En plus d'être une histoire merveilleuse, le roman de Mathias Enard est aussi une belle réflexion sur le geste créatif. Sur la naissance de la beauté. « Combien faudra-t-il d'œuvres d'art pour mettre la beauté dans le monde ? », s'interroge Michel-Ange. Il s'ingénie à travailler la ville comme une matière pour en faire surgir une forme parfaite. Truffé de termes techniques et/ou métaphysiques, le récit s'orne d'une véritable ode à l'architecture et d’une recherche esthétique absolue.
L'artiste ne trouve son contentement que dans l'art. C'est un esthète qui craint la bestialité, la trivialité et la laideur. Le corps et ses fluides le font fuir…

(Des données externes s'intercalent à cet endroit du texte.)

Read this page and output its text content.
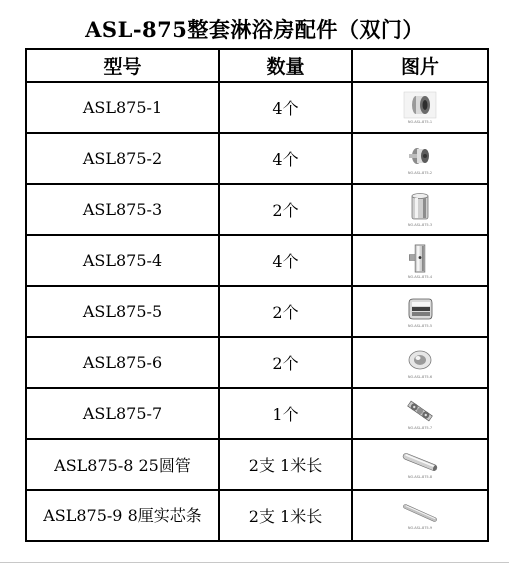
ASL-875整套淋浴房配件（双门）
型号	数量	图片
ASL875-1	4个	NO.ASL-875-1

ASL875-2	4个	NO.ASL-875-2

ASL875-3	2个	NO.ASL-875-3

ASL875-4	4个	NO.ASL-875-4

ASL875-5	2个	NO.ASL-875-5

ASL875-6	2个	NO.ASL-875-6

ASL875-7	1个	NO.ASL-875-7

ASL875-8 25圆管	2支 1米长	NO.ASL-875-8

ASL875-9 8厘实芯条	2支 1米长	NO.ASL-875-9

C'est pourtant au détour d'une nuit d'amour que jaillira le premier d'une longue série de dessins pour l'élaboration du pont. En s'adonnant au dérèglement des sens auprès d'une beauté andalouse au sexe indéterminé, Michel-Ange attise la jalousie de Mesihi, secrètement amoureux de lui. Ce dernier passe le plus clair de son temps aux côtés du sculpteur, fasciné. Michel-Ange n’est pas beau, son attitude ne prête guère aux confidences ni à la complicité amicale ou amoureuse. Pourtant le charme opère. Mesihi reste discret sur l’objet de son désir, se montre tout simplement dévoué corps et âme. Un fidèle compagnon dont l’artiste, tout préoccupé qu’il est par son labeur, ne devine pas les intentions. Le désir du florentin s'enracine au-delà des genres et des corps, une fois encore, c'est son aspiration à l'essence même de la beauté qui le troublera et manquera de le perdre. « La beauté vient de l'abandon du refuge des formes anciennes pour l'incertitude du présent ». Le refuge des formes anciennes pourrait être ici celui des étiquettes et des genres. Le corps désiré est celui d’un(e) danseur(se) croisé(e) lors d’une fête paillarde donnée par un riche négociant de la ville. Michel-Ange est ensorcelé par le mouvement du corps et par la voix de cette beauté andalouse. Une chorégraphie du désir s’instaure entre les deux artistes. Il accepte d’être ainsi troublé car il pressent que le désir se mêle à l’inspiration et le renvoie à cette quête éperdue du langage esthétique qui doit ensuite le guider dans son travail. ***
Cette nuit d'amour donne au récit une densité toute particulière. En effet, dès les premières pages du roman, Mathias Enard donne la parole à ce(tte) danseur(se) qui passera auprès de Michel-Ange deux nuits sans égal. La créature s'inspire de son passé et son pays perdu pour raconter à l'artiste les batailles et le désir, les rois et la beauté. Les guerres détruisent les continents, les corps ne peuvent s'unir que brièvement. Le seul moyen de faire exister éternellement les êtres et les choses est de raconter une histoire les contenant tous. D'où le très beau titre choisi par Mathias Enard, Parle-leur de batailles, de rois et d'éléphants, un genre d'aphorisme capable de rendre l'homme heureux le temps d'un conte ou d'une histoire. Les histoires rendent à l'existence son incarnation. Subsiste à travers l'abolition des frontières géographiques et temporelles, ainsi que de celle des genres féminin/masculin, la poésie d'un peuple ou d'un corps. La grâce d'une voix, d’une danse ou d'un regard.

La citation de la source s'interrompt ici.